C’est aussi le patrimoine agricole européen qui est directement menacé via la non-reconnaissance de la plus grande partie des 4 500 Indication Géographiques Protégées (IGP). Seules 173 IGP sont reconnues dans l’accord excluant ainsi des spécialités locales reconnues telles que le Rocamadour. Et pire ! Certaines indications géographiques considérées comme « génériques » par le Canada pourront toujours être utilisées. Ainsi pour le Munster ou la Feta, les producteurs canadiens qui utilisaient ces mentions avant 2013 pourront continuer à les utiliser.

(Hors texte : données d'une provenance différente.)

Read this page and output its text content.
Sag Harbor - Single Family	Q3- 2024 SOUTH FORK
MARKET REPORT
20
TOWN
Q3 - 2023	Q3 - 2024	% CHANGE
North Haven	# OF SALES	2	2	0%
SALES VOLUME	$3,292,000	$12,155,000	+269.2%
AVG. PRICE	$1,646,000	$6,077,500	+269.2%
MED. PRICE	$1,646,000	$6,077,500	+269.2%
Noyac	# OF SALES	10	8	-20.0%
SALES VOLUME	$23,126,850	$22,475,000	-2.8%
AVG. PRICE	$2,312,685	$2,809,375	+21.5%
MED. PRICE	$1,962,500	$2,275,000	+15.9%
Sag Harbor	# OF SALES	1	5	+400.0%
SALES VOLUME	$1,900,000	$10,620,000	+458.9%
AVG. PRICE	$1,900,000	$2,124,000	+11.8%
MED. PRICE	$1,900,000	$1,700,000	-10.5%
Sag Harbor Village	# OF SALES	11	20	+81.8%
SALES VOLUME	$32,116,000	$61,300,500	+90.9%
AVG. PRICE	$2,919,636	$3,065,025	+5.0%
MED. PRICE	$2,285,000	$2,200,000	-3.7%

Et pour les nouveaux venus sur le marché, ils leurs suffira d’ajouter la mention «style» ou «type» pour être autorisé à revendiquer un nom lié à ces appellations et commercialiser du fromage de style Feta ou autre atrocités…. De même, les producteurs canadiens de «jambon de Bayonne», de «Beaufort» ou de « Comté » qui utilisaient ces noms avant 2003 pourront continuer à les utiliser, à condition d’ajouter un élément distinctif («Comté du prince Édouard», «Beaufort range»…), et évidement les commercialiser y compris à l’export, notamment en Europe.

Enfin ce traité représente une menace pour la démocratie.

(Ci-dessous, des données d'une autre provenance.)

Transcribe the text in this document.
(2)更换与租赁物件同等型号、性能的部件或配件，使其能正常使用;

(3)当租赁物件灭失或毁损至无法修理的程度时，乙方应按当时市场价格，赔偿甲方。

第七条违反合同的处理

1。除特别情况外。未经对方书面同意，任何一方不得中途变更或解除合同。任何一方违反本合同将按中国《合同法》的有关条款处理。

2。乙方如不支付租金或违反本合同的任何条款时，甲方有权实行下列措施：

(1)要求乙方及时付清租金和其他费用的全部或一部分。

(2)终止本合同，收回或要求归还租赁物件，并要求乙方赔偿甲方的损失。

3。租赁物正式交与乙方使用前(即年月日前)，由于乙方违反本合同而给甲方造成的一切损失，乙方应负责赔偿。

Négocié dans l’ombre depuis 2009, le contenu de l’accord n’a été dévoilé qu’en 2014 à l’occasion de la conclusion des négociations. Et l’on comprend mieux l’empressement de la Commission à nous le cacher quand on découvre qu’il prévoit un mécanisme de règlement des différends investisseurs-États via des tribunaux d’arbitrages. Ces juridictions à la solde des entrepreneurs permettront aux multinationales (canadiennes et aussi aux américaines ayant une filiale au Canada) d’attaquer les États. Enfin, son adoption par le Conseil comme par le Parlement européen s’est fait dans un contexte de pression inouïe cherchant à étouffer les débats et les voix discordantes. Et dès son adoption accélérée par le Parlement européen il va pouvoir être mis en œuvre de manière anticipée. L’accord s’appliquera totalement sauf les chapitres relatifs aux tribunaux d’arbitrage (protection des investissements) et à la propriété intellectuelle dès le printemps 2017 et cela avant même qu’il soit ratifié par les 28 États concernés selon leurs procédures nationales. Et dans le cas où l’un des 38 parlements appelés à se prononcer dans cette procédure, refuserait d’entériner l’accord rien n’a été prévu ! On ne sait même pas si l’accord serait remis en cause dans son ensemble ou juste dans le pays contestataire !!! Autant dire que tout est fait pour que les États obéissent sagement et valident sans rechigner.

Mais c’est sans compter le peuple français, insoumis par caractère. Il peut encore faire échouer l’application de ce traité sur son territoire.